Any death that was possibly, probably, or definitely related to any prior clinically evident bleeding event was adjudicated as “bleeding-related,” and any death that was possibly, probably, or definitely related to a malignancy or to complications from treatments specifically administered for the malignancy was adjudicated as “cancer-related.” Fatal bleeding was defined using the Bleeding Academic Research Consortium (BARC) definition.
All-cause mortality
At 30 months (end of the randomization period), the mortality rate was 1.9% in the 30-month treatment group and 1.5% in 12-month group (P=0.07).
There was no significant difference between the groups for cardiovascular mortality—both about 1% (P=0.97)—but there was a significant difference for non-cardiovascular mortality—0.9% and 0.5%, respectively (P=0.01).
At 33 months (combined randomization and aspirin monotherapy periods), the mortality rate was 2.2% in the 30-month treatment group and 1.8% in the 12-month treatment group (P=0.05).
The rates of cardiovascular mortality were 1.2% and 1.1%, respectively (P=0.51). And the rates of non-cardiovascular mortality were 1.0% and 0.7%, respectively (P=0.02).
Bleeding-related deaths
At 33 months, there was no significant difference in bleeding-related mortality. Fatal bleeding occurred in 0.3% of patients in the 30-month group and 0.2% of those in the 12-month group (P=0.36).

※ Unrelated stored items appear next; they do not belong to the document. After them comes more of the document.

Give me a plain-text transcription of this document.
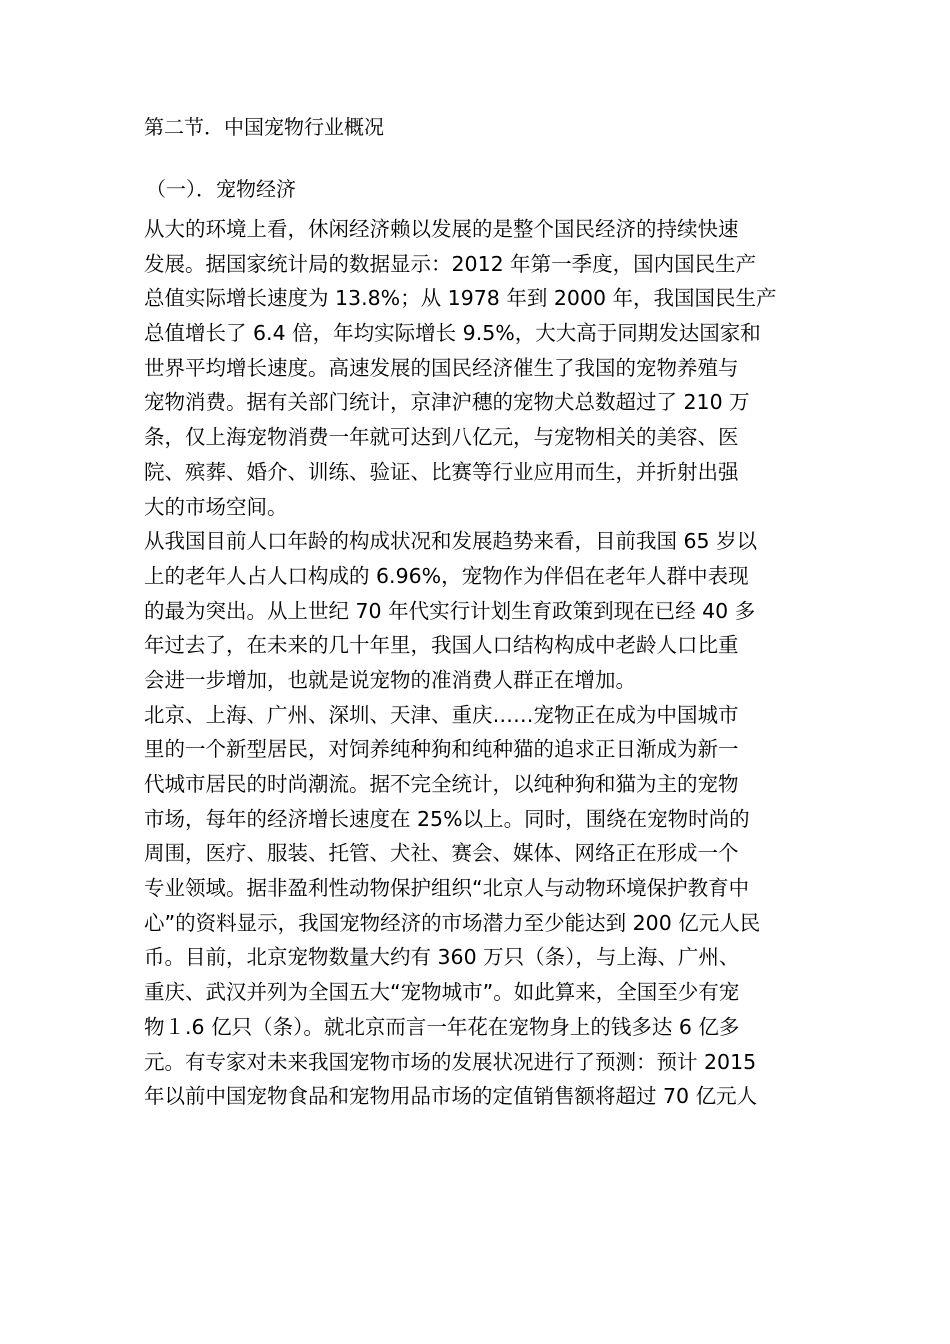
第二节．中国宠物行业概况
（一）．宠物经济
从大的环境上看，休闲经济赖以发展的是整个国民经济的持续快速
发展。据国家统计局的数据显示：2012 年第一季度，国内国民生产
总值实际增长速度为 13.8%；从 1978 年到 2000 年，我国国民生产
总值增长了 6.4 倍，年均实际增长 9.5%，大大高于同期发达国家和
世界平均增长速度。高速发展的国民经济催生了我国的宠物养殖与
宠物消费。据有关部门统计，京津沪穗的宠物犬总数超过了 210 万
条，仅上海宠物消费一年就可达到八亿元，与宠物相关的美容、医
院、殡葬、婚介、训练、验证、比赛等行业应用而生，并折射出强
大的市场空间。
从我国目前人口年龄的构成状况和发展趋势来看，目前我国 65 岁以
上的老年人占人口构成的 6.96%，宠物作为伴侣在老年人群中表现
的最为突出。从上世纪 70 年代实行计划生育政策到现在已经 40 多
年过去了，在未来的几十年里，我国人口结构构成中老龄人口比重
会进一步增加，也就是说宠物的准消费人群正在增加。
北京、上海、广州、深圳、天津、重庆……宠物正在成为中国城市
里的一个新型居民，对饲养纯种狗和纯种猫的追求正日渐成为新一
代城市居民的时尚潮流。据不完全统计，以纯种狗和猫为主的宠物
市场，每年的经济增长速度在 25%以上。同时，围绕在宠物时尚的
周围，医疗、服装、托管、犬社、赛会、媒体、网络正在形成一个
专业领域。据非盈利性动物保护组织“北京人与动物环境保护教育中
心”的资料显示，我国宠物经济的市场潜力至少能达到 200 亿元人民
币。目前，北京宠物数量大约有 360 万只（条），与上海、广州、
重庆、武汉并列为全国五大“宠物城市”。如此算来，全国至少有宠
物１.6 亿只（条）。就北京而言一年花在宠物身上的钱多达 6 亿多
元。有专家对未来我国宠物市场的发展状况进行了预测：预计 2015
年以前中国宠物食品和宠物用品市场的定值销售额将超过 70 亿元人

There was no significant difference between the groups for bleeding-related death without cancer or trauma (P>0.99), bleeding-related death with cancer (P=0.25), bleeding-related death with trauma (P=0.58), trauma-related death (P=0.30), or trauma-related death without bleeding (P=0.50).
“This analysis of the DAPT study provides valuable insight to suggest that fatal bleeding is rare with extended dual antiplatelet therapy and may be avoided with careful patient selection,” Dr Mauri said.
Cancer-related deaths
Dr Mauri noted that there was no significant difference in the incidence of cancer between the randomized groups (P=0.12). But there was a significant difference in the incidence of cancer-related mortality at 33 months. It was 0.6% in the 30-month group and 0.3% in the 12-month group (P=0.02).
However, when the investigators excluded the cancer-related deaths that occurred in patients whose cancer was diagnosed before they enrolled in the DAPT study, the difference in cancer-related death became non-significant (0.4% and 0.3%, respectively, P=0.16).
“Given the clear benefits of dual antiplatelet therapy in reducing myocardial infarction, these medications remain essential for patients with acute coronary syndromes or coronary stents,” Dr Mauri said. “The relationship with cancer requires further investigation.”